Sonraki Yazı: Harekete geçmek, düşünce, duygu ve algı

Change Your Brain podcastından derlendi.

Yapılması gereken işleri erteleme hastalığı

Yapılması gereken işleri ertelemek, Google’dan gördüğüm kadarıyla bir hastalıkmış gibi aranmış ama durum bu değil.  Yapılması gereken işleri ertelemek insan doğasının sonucudur yani hastalık değil doğal bir şeydir.

İşleri neden ertelersiniz?

Bunun nedeni genellikle ertelenen işlerin doğası ile alakalıdır. Bu işler yapması en etkili işlerdir ve insanın gözünü korkuturlar. Zira bu işler çoğunlukla daha fazla zaman, dikkat ve eneji gerektirirler. Yine çoğunlukla sıkıcılardır, zorlardır ve/veya düzensizlerdir.

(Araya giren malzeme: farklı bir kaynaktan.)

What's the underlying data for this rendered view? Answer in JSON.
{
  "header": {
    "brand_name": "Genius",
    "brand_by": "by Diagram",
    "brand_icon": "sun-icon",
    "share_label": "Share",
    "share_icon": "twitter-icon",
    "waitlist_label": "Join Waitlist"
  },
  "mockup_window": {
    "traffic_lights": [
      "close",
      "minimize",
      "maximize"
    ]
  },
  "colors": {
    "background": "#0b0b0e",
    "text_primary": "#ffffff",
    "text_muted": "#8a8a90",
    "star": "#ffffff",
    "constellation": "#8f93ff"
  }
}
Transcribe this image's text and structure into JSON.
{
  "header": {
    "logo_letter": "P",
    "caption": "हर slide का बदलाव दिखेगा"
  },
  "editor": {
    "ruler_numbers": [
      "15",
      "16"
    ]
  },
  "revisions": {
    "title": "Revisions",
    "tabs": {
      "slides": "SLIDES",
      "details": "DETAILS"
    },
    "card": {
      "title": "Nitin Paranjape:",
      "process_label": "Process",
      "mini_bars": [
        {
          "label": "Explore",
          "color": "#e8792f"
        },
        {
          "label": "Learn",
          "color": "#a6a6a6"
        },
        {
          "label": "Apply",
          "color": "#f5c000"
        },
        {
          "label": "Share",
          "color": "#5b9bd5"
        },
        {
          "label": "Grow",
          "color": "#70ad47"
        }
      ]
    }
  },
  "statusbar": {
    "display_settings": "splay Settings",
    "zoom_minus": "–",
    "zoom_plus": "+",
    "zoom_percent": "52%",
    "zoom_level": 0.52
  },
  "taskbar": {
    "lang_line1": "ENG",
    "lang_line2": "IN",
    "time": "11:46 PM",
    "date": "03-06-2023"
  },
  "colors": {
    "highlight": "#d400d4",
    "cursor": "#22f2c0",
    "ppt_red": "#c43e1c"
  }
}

Daha da kötüsü bu işler hemen hemen hiçbir zaman kısa vadeli ödül veya zevk sağlamazlar. Bu nedenle ödülleri, güçlü alt beyine (gri madde) bir şey ifade etmez, entellektüel ama daha az güçlü üst beyine hitap eder (alt beynin aradığı zevklerden fedakarlık gerektirir).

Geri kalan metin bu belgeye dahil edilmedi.